The Horse Behind Barbed Wire

Driving home from work I spotted
A poker-faced gelding standing
Motionless by the road behind

Thin, pale, lifeless steel barbed-wire
Entangled with bare, sinuous
Bush and bramble. I don’t know what

Caused me pause. The riderless saddle
Burdened upon his back? The brown
Leather chafed dull from the blue-jeaned

Weight of mankind. Could it have been
The pale sore below his rippling
Rib cage, pocked and suppurated

By the spur’s ceaseless insistence?
Maybe it was the bridle strapped
Across his long face, as if to

Hinder him from munching on the
Winter-burnt grass. But perhaps it
Was that he just looked straight ahead,

His empty eyes overcast with
Meditation, determination,
As if he were lost in a
Reverie of feral dreams
And hope.





Revelations of the Chanterelle

Counting Autumn’s ruddy liver spots
Freckled upon the hairs of the meadow-bier,
I came upon a troupe of golden chanterelles,
Their trumpet horns pointing heavenward
For the dawdling clouds to hear.

What requiem they bellowed I could not tell.
So placing a curious ear upon the topmost tier,
My body oozing through the damp of the dew,
I listened for the earth’s reverberating groans
Of Demeter’s harvested grief of one so dear.
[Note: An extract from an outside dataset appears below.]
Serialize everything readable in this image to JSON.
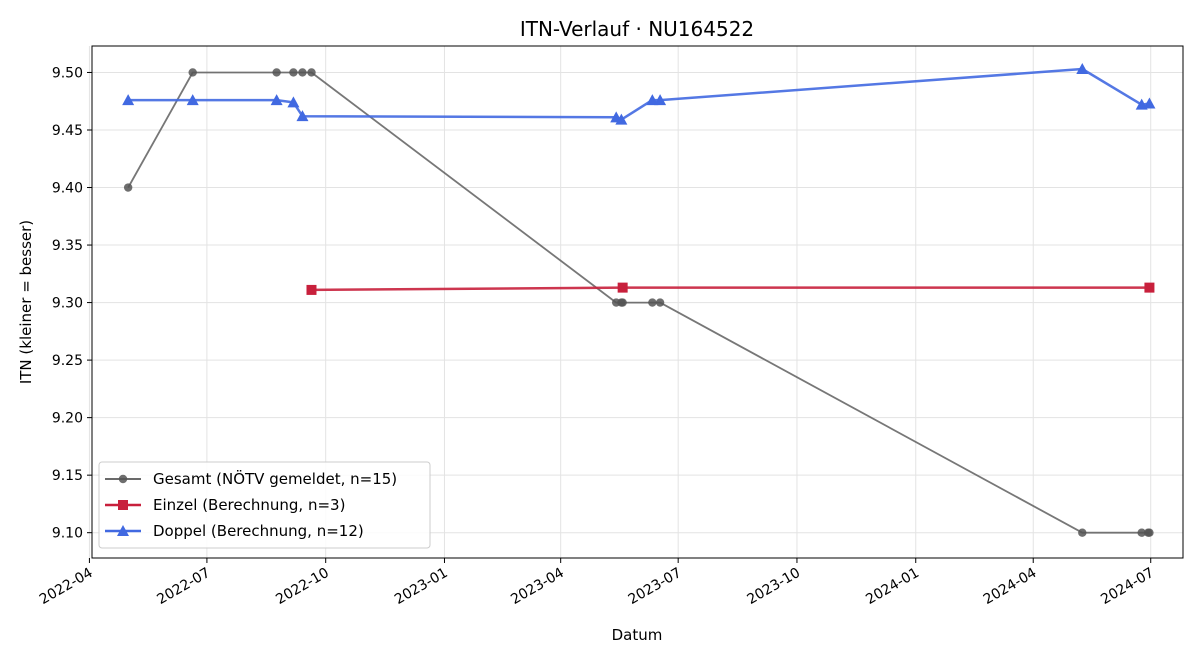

But what it was that I did hear–
A dirge, a hymn, the babble of a seer–
I do not know, only that I was inhearsed
Within the cool grass as squirrels rustled over the boughs
Fervidly collecting hickory nuts against their winter fears.
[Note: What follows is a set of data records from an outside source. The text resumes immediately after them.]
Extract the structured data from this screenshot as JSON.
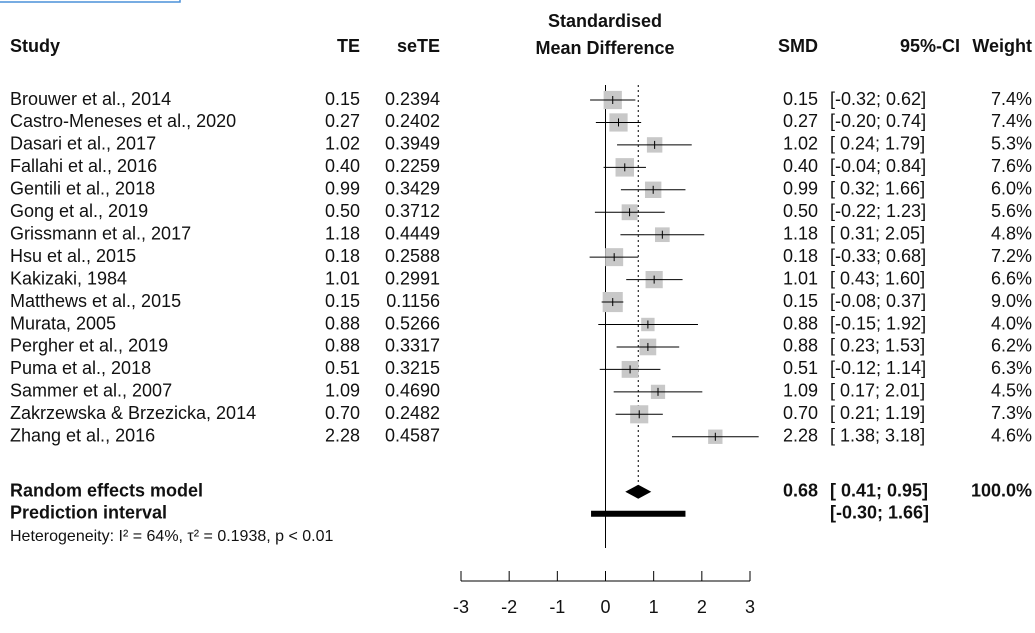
{
  "chart_data": {
    "type": "forest",
    "title": "Standardised Mean Difference",
    "columns": [
      "Study",
      "TE",
      "seTE",
      "SMD",
      "95%-CI",
      "Weight"
    ],
    "studies": [
      "Brouwer et al., 2014",
      "Castro-Meneses et al., 2020",
      "Dasari et al., 2017",
      "Fallahi et al., 2016",
      "Gentili et al., 2018",
      "Gong et al., 2019",
      "Grissmann et al., 2017",
      "Hsu et al., 2015",
      "Kakizaki, 1984",
      "Matthews et al., 2015",
      "Murata, 2005",
      "Pergher et al., 2019",
      "Puma et al., 2018",
      "Sammer et al., 2007",
      "Zakrzewska & Brzezicka, 2014",
      "Zhang et al., 2016"
    ],
    "values": [
      0.15,
      0.27,
      1.02,
      0.4,
      0.99,
      0.5,
      1.18,
      0.18,
      1.01,
      0.15,
      0.88,
      0.88,
      0.51,
      1.09,
      0.7,
      2.28
    ],
    "value_labels": [
      "0.15",
      "0.27",
      "1.02",
      "0.40",
      "0.99",
      "0.50",
      "1.18",
      "0.18",
      "1.01",
      "0.15",
      "0.88",
      "0.88",
      "0.51",
      "1.09",
      "0.70",
      "2.28"
    ],
    "se": [
      0.2394,
      0.2402,
      0.3949,
      0.2259,
      0.3429,
      0.3712,
      0.4449,
      0.2588,
      0.2991,
      0.1156,
      0.5266,
      0.3317,
      0.3215,
      0.469,
      0.2482,
      0.4587
    ],
    "se_labels": [
      "0.2394",
      "0.2402",
      "0.3949",
      "0.2259",
      "0.3429",
      "0.3712",
      "0.4449",
      "0.2588",
      "0.2991",
      "0.1156",
      "0.5266",
      "0.3317",
      "0.3215",
      "0.4690",
      "0.2482",
      "0.4587"
    ],
    "lower": [
      -0.32,
      -0.2,
      0.24,
      -0.04,
      0.32,
      -0.22,
      0.31,
      -0.33,
      0.43,
      -0.08,
      -0.15,
      0.23,
      -0.12,
      0.17,
      0.21,
      1.38
    ],
    "upper": [
      0.62,
      0.74,
      1.79,
      0.84,
      1.66,
      1.23,
      2.05,
      0.68,
      1.6,
      0.37,
      1.92,
      1.53,
      1.14,
      2.01,
      1.19,
      3.18
    ],
    "ci_labels": [
      "[-0.32; 0.62]",
      "[-0.20; 0.74]",
      "[ 0.24; 1.79]",
      "[-0.04; 0.84]",
      "[ 0.32; 1.66]",
      "[-0.22; 1.23]",
      "[ 0.31; 2.05]",
      "[-0.33; 0.68]",
      "[ 0.43; 1.60]",
      "[-0.08; 0.37]",
      "[-0.15; 1.92]",
      "[ 0.23; 1.53]",
      "[-0.12; 1.14]",
      "[ 0.17; 2.01]",
      "[ 0.21; 1.19]",
      "[ 1.38; 3.18]"
    ],
    "weights": [
      7.4,
      7.4,
      5.3,
      7.6,
      6.0,
      5.6,
      4.8,
      7.2,
      6.6,
      9.0,
      4.0,
      6.2,
      6.3,
      4.5,
      7.3,
      4.6
    ],
    "weight_labels": [
      "7.4%",
      "7.4%",
      "5.3%",
      "7.6%",
      "6.0%",
      "5.6%",
      "4.8%",
      "7.2%",
      "6.6%",
      "9.0%",
      "4.0%",
      "6.2%",
      "6.3%",
      "4.5%",
      "7.3%",
      "4.6%"
    ],
    "summary": {
      "label": "Random effects model",
      "value": 0.68,
      "value_label": "0.68",
      "lower": 0.41,
      "upper": 0.95,
      "ci_label": "[ 0.41; 0.95]",
      "weight": 100.0,
      "weight_label": "100.0%"
    },
    "prediction": {
      "label": "Prediction interval",
      "lower": -0.3,
      "upper": 1.66,
      "ci_label": "[-0.30; 1.66]"
    },
    "heterogeneity": "Heterogeneity: I² = 64%, τ² = 0.1938, p < 0.01",
    "xlim": [
      -3,
      3
    ],
    "xticks": [
      -3,
      -2,
      -1,
      0,
      1,
      2,
      3
    ],
    "marker_color": "#c8c8c8"
  }
}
Chris Kobylinsky is studying English literature as a graduate student and working as a teaching assistant at Western Connecticut State University. He has been a writer of prose, poetry, and poppycock for as long as he can remember. His writing is not only inspired by his many literary heroes—such as Shakespeare, Homer, Emily Dickinson, Robert Frost, and Gerard Manley Hopkins—it is also inspired by the rustic pastures, the stone wall–laced willowwacks, and the abandoned silos of New England. Chris has recently completed his first young adult novel.